Custom GPTs and guardrails

Custom GPTs standardize tone, policy, and escalation rules for support and sales teams. Even with strong models, guardrails and review workflows remain essential to limit risky outputs and protect brand trust.

Claude for writing, coding, and polished customer communications

When customer communication demands crisp tone and reliable code support, Claude often ranks high for business teams.

Claude’s strength is polished writing. It streamlines email replies, help articles, macros, and escalation notes. Teams see fewer rewrites and faster drafting cycles.

Artifacts for interactive outputs and previews

Artifacts provide side-by-side drafts and mini tools. That previewable content helps reviewers approve final responses faster.

Claude Code for real codebases

Claude Code helps developers and support engineers inspect snippets, suggest fixes, and iterate on internal tooling. This speeds bug triage and dashboard updates.

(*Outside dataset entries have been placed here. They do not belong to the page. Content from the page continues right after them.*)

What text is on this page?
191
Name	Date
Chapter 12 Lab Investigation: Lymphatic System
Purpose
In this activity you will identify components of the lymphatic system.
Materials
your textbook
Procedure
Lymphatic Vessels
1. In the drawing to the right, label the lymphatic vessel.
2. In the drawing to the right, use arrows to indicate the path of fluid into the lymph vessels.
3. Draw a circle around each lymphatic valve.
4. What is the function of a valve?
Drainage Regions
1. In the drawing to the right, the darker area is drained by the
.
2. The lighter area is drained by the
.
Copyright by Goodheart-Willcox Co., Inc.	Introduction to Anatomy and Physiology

Context window and token tradeoffs

Claude offers a large context window, which helps with long ticket histories. Still, token limits exist. Teams should summarize old threads to keep accuracy high.

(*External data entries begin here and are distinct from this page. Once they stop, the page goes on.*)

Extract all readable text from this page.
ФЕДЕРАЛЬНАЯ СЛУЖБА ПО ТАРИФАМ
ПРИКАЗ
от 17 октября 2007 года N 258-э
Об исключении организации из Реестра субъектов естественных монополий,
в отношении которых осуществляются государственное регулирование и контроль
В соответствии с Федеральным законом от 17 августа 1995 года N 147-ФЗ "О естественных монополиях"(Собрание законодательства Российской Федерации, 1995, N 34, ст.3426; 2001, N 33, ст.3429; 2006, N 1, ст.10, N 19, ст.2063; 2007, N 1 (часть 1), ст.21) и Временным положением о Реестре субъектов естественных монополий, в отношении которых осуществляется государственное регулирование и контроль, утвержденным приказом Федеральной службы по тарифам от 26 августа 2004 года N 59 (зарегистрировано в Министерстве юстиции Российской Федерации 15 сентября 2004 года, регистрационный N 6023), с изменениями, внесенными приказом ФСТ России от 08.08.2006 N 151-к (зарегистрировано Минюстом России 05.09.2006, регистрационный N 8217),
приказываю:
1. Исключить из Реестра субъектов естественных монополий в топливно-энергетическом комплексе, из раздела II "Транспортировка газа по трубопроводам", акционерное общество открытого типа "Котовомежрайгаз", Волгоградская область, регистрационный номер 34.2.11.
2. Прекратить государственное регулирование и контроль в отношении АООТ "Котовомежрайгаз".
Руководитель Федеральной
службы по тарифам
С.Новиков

Plans, governance, and measurable outcomes

Start with the free plan for pilots, then move to paid tiers from about $20/month as usage grows. Store approved templates and avoid pasting sensitive data without a retention policy.

  • Business wins: faster drafting, consistent content, fewer edits.
  • Operational tip: summarize long conversations to avoid token caps.
FeatureBenefitNotes
ArtifactsInteractive previewsSpeeds approvals
Claude CodeCode understandingHelpful for support-led fixes
Context windowLong history supportRequires disciplined summarization

Google Gemini for teams living in Google Workspace and Google apps

Teams that live in Google Workspace gain faster outcomes when their assistant works inside the same apps and data flows stay native. Gemini connects via toggled settings to Gmail, Docs, Drive, Keep, Tasks, and YouTube so teams spend less time copying context and more time resolving customer work.

google workspace

Gmail and Docs workflows that cut friction

Drafting replies, summarizing long threads, and extracting action items become one-click tasks inside Gmail and Docs. Agents can turn email threads into customer-ready updates or knowledge snippets without leaving their inbox.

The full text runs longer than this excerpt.